Video by Uri Katzenstein | Composed by Ohad Fishof, Ishai Adar & Uri Katzenstein | Lyrics by Ohad Fishof
The Israeli artist Uri Katzenstein (1951–2018) was a sculptor, performance artist, musician, filmmaker and builder of sound machines. Katzenstein studied at the San Francisco Art Institute in the late 1970s, and after receiving his MFA moved to New York City where he lived and worked throughout the 1980s. His early performance works were regularly presented at such legendary performance venues as The Kitchen, the No Se No Social Club, Brooklyn Arts Council, 8BC and Danceteria. His works in sculpture, video and installation have been exhibited at the Chelsea Art Museum (New York), the Kunsthalle Düsseldorf, the Tel Aviv Museum, The Israel Museum (Jerusalem), Museum Beelden aan Zee (Scheveningen) and the State Russian Museum (Saint Petersburg).
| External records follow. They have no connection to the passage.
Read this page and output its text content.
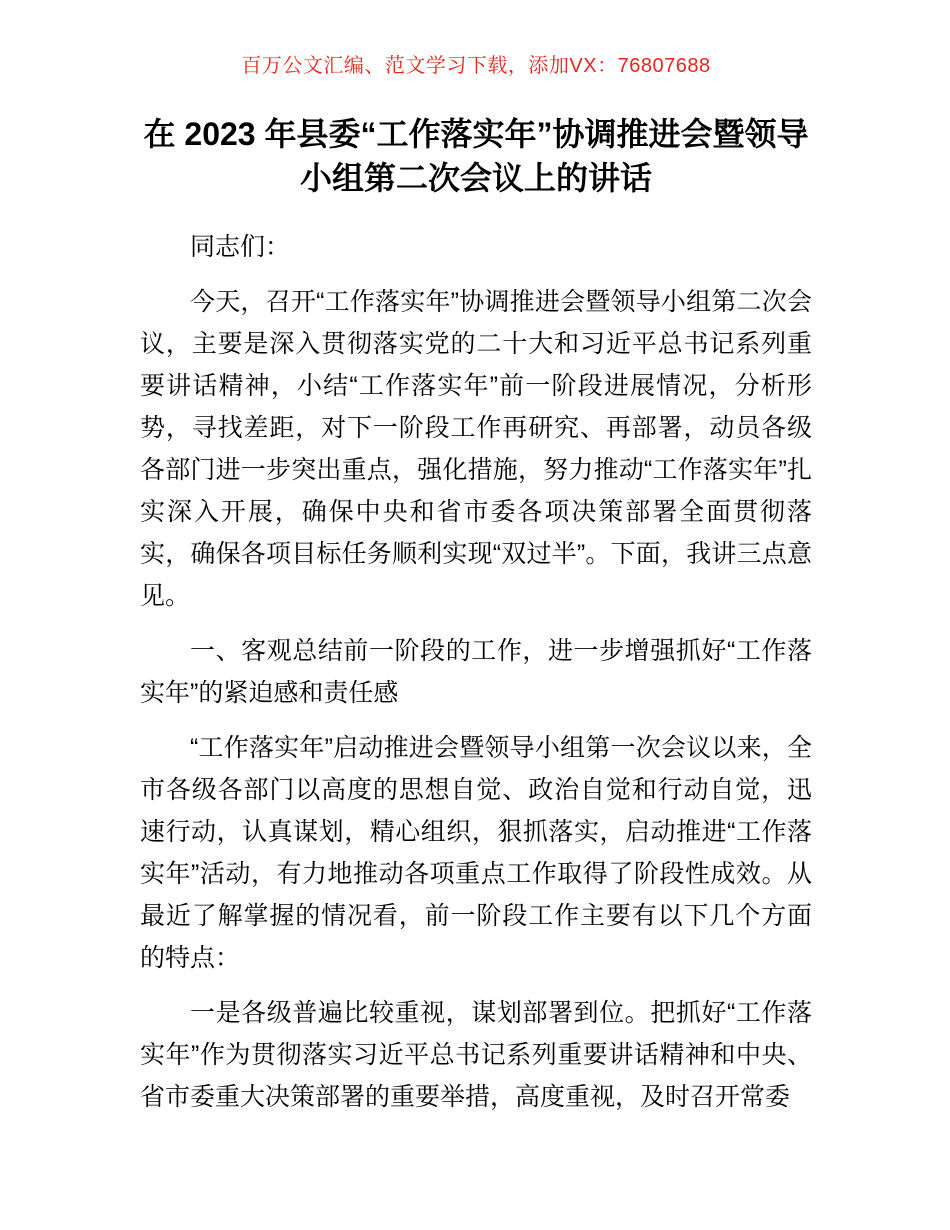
百万公文汇编、范文学习下载，添加VX：76807688
在 2023 年县委“工作落实年”协调推进会暨领导小组第二次会议上的讲话

同志们：

今天，召开“工作落实年”协调推进会暨领导小组第二次会议，主要是深入贯彻落实党的二十大和习近平总书记系列重要讲话精神，小结“工作落实年”前一阶段进展情况，分析形势，寻找差距，对下一阶段工作再研究、再部署，动员各级各部门进一步突出重点，强化措施，努力推动“工作落实年”扎实深入开展，确保中央和省市委各项决策部署全面贯彻落实，确保各项目标任务顺利实现“双过半”。下面，我讲三点意见。

一、客观总结前一阶段的工作，进一步增强抓好“工作落实年”的紧迫感和责任感

“工作落实年”启动推进会暨领导小组第一次会议以来，全市各级各部门以高度的思想自觉、政治自觉和行动自觉，迅速行动，认真谋划，精心组织，狠抓落实，启动推进“工作落实年”活动，有力地推动各项重点工作取得了阶段性成效。从最近了解掌握的情况看，前一阶段工作主要有以下几个方面的特点：

一是各级普遍比较重视，谋划部署到位。把抓好“工作落实年”作为贯彻落实习近平总书记系列重要讲话精神和中央、省市委重大决策部署的重要举措，高度重视，及时召开常委
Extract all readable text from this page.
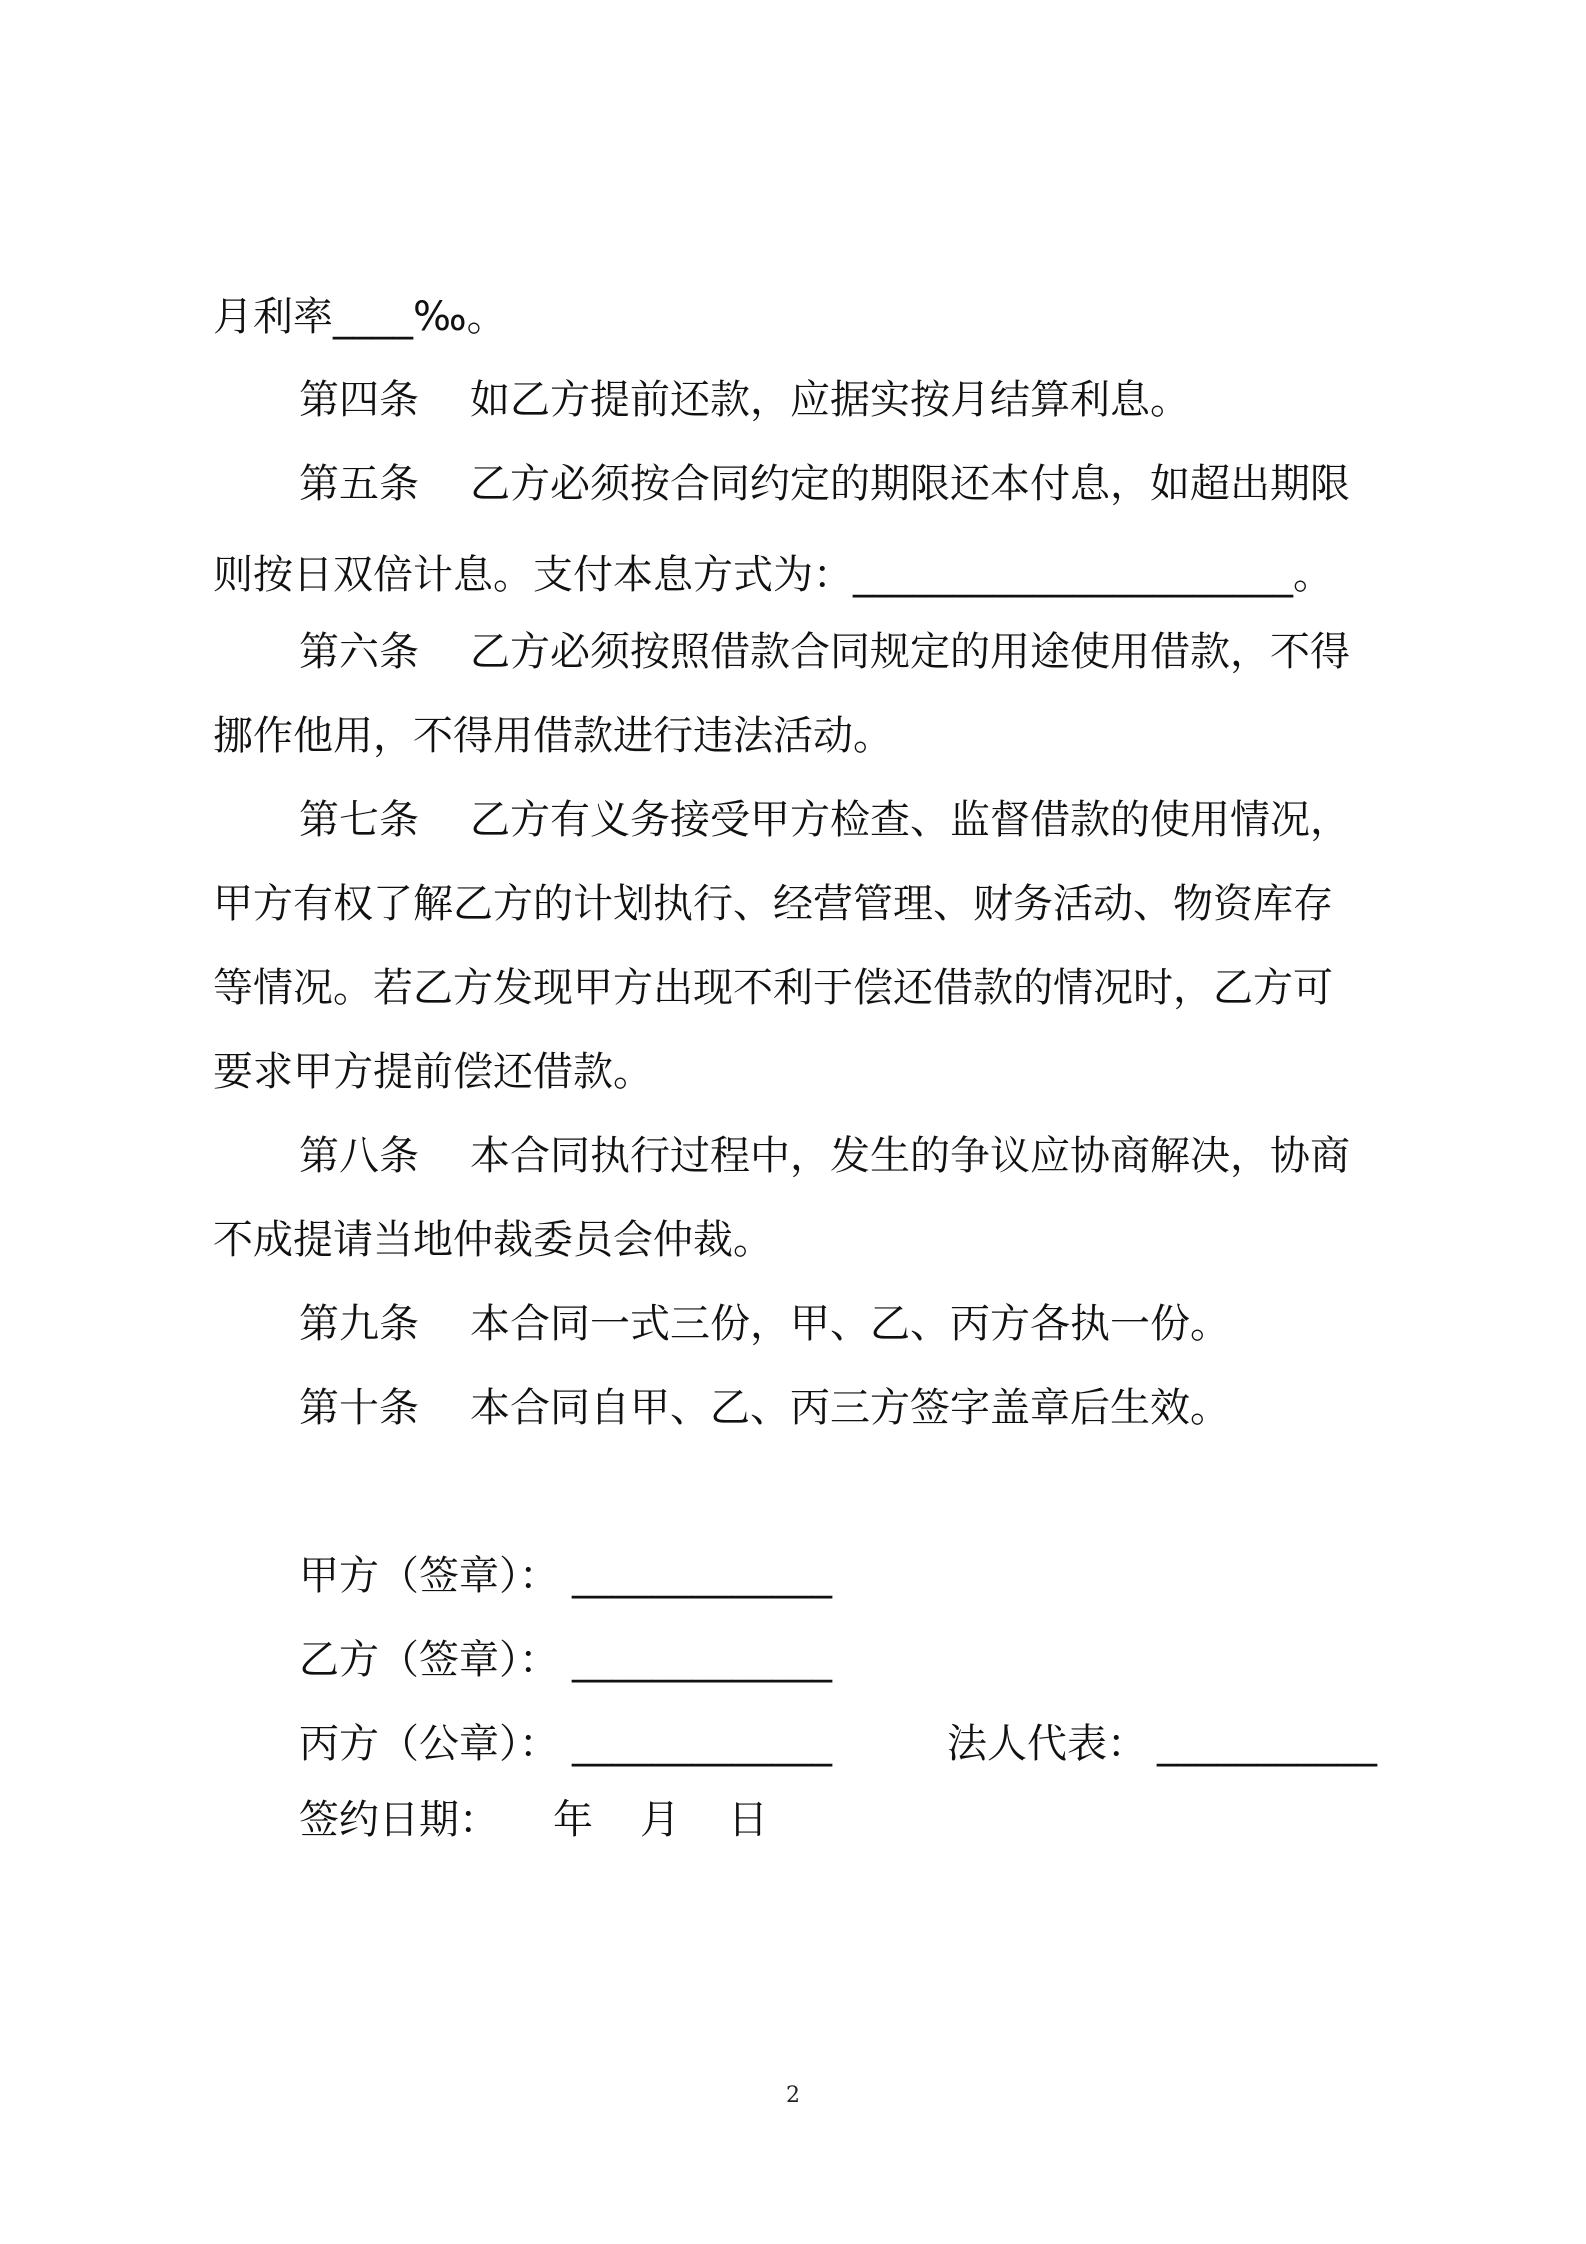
月利率____‰。
第四条 如乙方提前还款，应据实按月结算利息。
第五条 乙方必须按合同约定的期限还本付息，如超出期限
则按日双倍计息。支付本息方式为：______________________。
第六条 乙方必须按照借款合同规定的用途使用借款，不得
挪作他用，不得用借款进行违法活动。
第七条 乙方有义务接受甲方检查、监督借款的使用情况，
甲方有权了解乙方的计划执行、经营管理、财务活动、物资库存
等情况。若乙方发现甲方出现不利于偿还借款的情况时，乙方可
要求甲方提前偿还借款。
第八条 本合同执行过程中，发生的争议应协商解决，协商
不成提请当地仲裁委员会仲裁。
第九条 本合同一式三份，甲、乙、丙方各执一份。
第十条 本合同自甲、乙、丙三方签字盖章后生效。
甲方（签章）： _____________
乙方（签章）： _____________
丙方（公章）： _____________	法人代表： ___________
签约日期： 年 月 日
2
Katzenstein has participated in the São Paulo Art Biennial (1991), the Venice Biennale (2001), the International Art Biennial of Buenos Aires (first prize, 2002), the Biennale in Poznań, and the 9th Istanbul Biennial (2005). His performance works have been shown in theaters and galleries in London, Berlin, San Francisco, Cardiff (Wales), Santiago de Compostela (Spain), New York and Tel Aviv.